Accoudés sur la table et déjà noyés d’ombre,
Du haut de la terrasse à pic sur la mer sombre,
Les amants, écoutant l’éternelle rumeur,
Se taisent, recueillis devant le soir qui meurt.
Alcis songe, immobile et la tête penchée.
Canope avec lenteur de lui s’est rapprochée
Et, lasse, à son épaule a laissé doucement
Comme un fardeau trop lourd glisser son front charmant.
Tout s’emplit de silence Au fond des cours lointaines
On entend plus distinct le sanglot des fontaines ;
Par endroits sur le port une lumière luit ;
Et l’étrange soupir qui monte vers la nuit,
Mystérieux aveu du coeur profond des choses,
Ce soir, se fait plus doux de passer sur les roses.

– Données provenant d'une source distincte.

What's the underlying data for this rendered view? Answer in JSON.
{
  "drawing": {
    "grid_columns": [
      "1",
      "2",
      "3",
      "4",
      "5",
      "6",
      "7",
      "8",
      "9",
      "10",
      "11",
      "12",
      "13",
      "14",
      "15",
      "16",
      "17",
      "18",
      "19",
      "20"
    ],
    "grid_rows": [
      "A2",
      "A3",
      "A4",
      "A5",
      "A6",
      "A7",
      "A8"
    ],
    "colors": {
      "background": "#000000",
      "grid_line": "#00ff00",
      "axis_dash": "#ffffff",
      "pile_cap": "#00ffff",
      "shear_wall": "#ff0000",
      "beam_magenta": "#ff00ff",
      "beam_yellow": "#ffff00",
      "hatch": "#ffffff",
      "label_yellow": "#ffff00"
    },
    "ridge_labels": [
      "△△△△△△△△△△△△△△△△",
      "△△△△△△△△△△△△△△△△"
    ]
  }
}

Alcis songe Et la paix immense, la douceur
Nocturne, l’infinie et calme profondeur,
Le croissant et l’étoile, à sa base, qui tremble,
Et la mer murmurante, et cette enfant qui semble,
Avec son cou sur lui renversé sans effort,
Comme morte d’amour parmi ses cheveux d’or,
Tout l’exalte ! Une lente et solennelle ivresse
Semble élargir jusqu’aux étoiles sa tendresse !
Frémissant, il se penche et contemple un long temps
Le front uni voilé par les cheveux flottants,
Et la bouche de rose où luit l’émail des dents,
Et le beau sein qu’un rythme égal et lent soulève
Des feuillages au loin bruissent La nuit rêve
Alcis, les yeux au ciel, avec un lent baiser
Sur la bouche a laissé son âme se poser ;
Et tout à coup son coeur semble en lui se briser !
Car il le sent, jamais, jamais plus dans sa vie,
Il ne retrouvera l’adorable accalmie,
La nuit et le silence, et cette mer amie,
Et ce baiser, dans l’ombre, à Canope endormie.